Robert Ludlum's (TM) The Bourne Betrayal cover

Robert Ludlum's (TM) The Bourne Betrayal

Jason Bourne • Book 5

3.91 Goodreads
(11.6K ratings)

Why You'll Love This

When Bourne can't trust his own memories, the reader can't trust anything either — and that paranoia is the whole point.

  • Great if you want: globe-trotting spy fiction built on identity and deception
  • The experience: propulsive and disorienting — the tension rarely lets up
  • The writing: Lustbader layers misdirection into the structure itself, not just the plot
  • Skip if: you've lost patience with the series' expanding cast and scale

About This Book

Jason Bourne has survived assassins, conspiracies, and the systematic erasure of his own identity—but nothing quite prepares him for a threat that strikes from the inside. When his closest ally inside the CIA goes missing in Africa while tracking uranium shipments, Bourne embarks on a rescue mission that pulls him into a labyrinth of terrorist networks and shadow operatives. The real danger, however, isn't the enemies he can see. It's the memories surfacing in his mind that feel wrong—fabricated, weaponized—and the terrifying question of whether his own past can be used against him.

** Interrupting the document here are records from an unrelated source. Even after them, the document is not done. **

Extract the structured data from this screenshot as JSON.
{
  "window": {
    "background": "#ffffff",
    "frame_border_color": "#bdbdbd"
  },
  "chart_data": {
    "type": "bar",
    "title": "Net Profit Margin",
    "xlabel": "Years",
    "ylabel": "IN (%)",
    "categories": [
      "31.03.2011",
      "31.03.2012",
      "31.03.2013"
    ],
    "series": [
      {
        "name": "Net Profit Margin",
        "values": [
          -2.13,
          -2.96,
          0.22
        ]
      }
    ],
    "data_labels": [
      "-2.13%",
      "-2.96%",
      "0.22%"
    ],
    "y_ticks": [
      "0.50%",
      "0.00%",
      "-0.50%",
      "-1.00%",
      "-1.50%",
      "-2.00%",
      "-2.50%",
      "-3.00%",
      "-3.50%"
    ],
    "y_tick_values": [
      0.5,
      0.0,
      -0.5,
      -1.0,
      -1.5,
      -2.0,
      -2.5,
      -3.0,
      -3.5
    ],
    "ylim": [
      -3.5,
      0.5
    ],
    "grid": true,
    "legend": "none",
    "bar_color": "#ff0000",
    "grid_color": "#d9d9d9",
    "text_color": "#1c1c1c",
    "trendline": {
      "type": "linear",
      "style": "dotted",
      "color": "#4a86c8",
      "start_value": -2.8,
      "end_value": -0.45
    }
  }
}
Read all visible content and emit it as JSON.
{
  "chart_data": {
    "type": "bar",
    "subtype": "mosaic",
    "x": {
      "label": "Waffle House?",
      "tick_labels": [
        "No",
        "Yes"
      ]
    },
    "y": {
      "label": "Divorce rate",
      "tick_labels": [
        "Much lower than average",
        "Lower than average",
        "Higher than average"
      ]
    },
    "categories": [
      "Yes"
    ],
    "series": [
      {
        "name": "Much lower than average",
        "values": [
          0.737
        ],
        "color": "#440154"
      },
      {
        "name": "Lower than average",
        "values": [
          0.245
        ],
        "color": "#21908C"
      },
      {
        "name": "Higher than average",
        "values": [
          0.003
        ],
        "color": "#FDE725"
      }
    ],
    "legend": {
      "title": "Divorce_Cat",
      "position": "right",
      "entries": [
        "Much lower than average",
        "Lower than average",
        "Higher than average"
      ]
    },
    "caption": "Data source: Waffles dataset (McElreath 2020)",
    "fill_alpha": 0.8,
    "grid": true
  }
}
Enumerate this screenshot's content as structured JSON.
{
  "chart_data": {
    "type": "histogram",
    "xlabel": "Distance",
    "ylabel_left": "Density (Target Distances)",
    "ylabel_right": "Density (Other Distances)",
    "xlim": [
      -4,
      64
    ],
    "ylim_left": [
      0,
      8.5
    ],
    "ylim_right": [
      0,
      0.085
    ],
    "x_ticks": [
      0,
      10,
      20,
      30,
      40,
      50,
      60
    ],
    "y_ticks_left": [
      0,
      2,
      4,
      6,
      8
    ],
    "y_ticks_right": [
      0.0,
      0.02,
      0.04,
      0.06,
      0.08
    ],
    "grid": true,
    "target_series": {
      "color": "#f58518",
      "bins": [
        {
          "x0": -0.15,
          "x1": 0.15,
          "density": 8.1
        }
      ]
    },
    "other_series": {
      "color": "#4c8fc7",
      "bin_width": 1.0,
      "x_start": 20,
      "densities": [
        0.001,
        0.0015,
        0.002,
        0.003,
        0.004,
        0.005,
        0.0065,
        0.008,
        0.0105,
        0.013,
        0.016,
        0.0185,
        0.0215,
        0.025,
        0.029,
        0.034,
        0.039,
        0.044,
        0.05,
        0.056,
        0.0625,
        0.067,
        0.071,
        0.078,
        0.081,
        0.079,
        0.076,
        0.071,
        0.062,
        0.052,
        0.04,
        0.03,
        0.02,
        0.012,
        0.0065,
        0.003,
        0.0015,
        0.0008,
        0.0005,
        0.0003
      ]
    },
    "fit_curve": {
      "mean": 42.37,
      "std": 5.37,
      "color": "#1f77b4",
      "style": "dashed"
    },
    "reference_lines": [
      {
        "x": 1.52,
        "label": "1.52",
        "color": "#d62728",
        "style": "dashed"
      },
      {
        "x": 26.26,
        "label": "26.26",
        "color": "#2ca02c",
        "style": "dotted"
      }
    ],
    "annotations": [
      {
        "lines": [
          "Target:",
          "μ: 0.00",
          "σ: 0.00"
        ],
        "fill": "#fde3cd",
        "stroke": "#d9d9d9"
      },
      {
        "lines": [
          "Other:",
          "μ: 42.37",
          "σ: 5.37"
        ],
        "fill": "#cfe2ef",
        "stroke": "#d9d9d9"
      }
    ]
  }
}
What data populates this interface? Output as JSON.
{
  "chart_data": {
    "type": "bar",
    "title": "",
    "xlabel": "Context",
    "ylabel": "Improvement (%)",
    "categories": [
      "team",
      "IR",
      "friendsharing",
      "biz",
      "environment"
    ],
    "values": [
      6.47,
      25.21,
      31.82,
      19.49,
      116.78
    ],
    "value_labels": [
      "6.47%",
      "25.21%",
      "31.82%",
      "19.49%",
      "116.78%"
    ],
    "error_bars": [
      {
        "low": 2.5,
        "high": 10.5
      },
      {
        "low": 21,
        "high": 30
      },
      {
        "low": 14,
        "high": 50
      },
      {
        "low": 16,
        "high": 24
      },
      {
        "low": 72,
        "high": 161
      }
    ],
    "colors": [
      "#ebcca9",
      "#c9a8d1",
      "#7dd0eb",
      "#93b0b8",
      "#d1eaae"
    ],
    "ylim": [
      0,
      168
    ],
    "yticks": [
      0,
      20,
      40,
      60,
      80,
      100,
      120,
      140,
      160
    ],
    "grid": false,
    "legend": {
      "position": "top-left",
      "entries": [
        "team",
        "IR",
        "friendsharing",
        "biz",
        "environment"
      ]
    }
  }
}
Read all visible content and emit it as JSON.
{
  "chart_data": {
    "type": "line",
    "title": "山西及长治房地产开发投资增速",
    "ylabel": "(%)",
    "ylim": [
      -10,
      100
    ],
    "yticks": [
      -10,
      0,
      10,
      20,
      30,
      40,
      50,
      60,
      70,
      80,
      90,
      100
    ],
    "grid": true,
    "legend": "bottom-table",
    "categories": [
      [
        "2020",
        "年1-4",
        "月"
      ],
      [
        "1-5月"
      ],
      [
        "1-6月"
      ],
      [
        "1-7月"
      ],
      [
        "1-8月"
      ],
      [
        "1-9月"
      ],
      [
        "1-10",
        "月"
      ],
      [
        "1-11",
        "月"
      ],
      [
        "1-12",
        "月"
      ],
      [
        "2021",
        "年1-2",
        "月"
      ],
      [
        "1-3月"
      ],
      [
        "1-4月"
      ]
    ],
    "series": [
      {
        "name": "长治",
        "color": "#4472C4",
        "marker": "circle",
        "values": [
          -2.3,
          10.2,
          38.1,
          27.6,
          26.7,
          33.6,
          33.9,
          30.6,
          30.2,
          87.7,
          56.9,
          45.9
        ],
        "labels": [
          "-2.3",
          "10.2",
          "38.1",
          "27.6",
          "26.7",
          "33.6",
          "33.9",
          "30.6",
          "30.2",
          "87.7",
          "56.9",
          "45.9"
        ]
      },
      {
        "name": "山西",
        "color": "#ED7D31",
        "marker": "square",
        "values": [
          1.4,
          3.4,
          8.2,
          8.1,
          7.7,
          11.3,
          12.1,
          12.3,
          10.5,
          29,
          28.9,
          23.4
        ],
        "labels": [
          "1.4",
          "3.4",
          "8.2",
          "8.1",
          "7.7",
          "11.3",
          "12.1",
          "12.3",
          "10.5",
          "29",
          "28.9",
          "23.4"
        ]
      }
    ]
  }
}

Eric Van Lustbader keeps Ludlum's franchise engine running at full throttle while bringing his own layered sensibility to the page. The novel's structure mirrors Bourne's fractured psychology: scenes shift and double back, trust is built only to be methodically dismantled, and the pacing rarely lets a reader settle into comfort. Lustbader handles the geopolitical texture—Odessa's criminal underworld, intelligence tradecraft, the mechanics of betrayal—with enough specificity to feel grounded rather than generic. For readers who want their thrillers genuinely disorienting, this one delivers.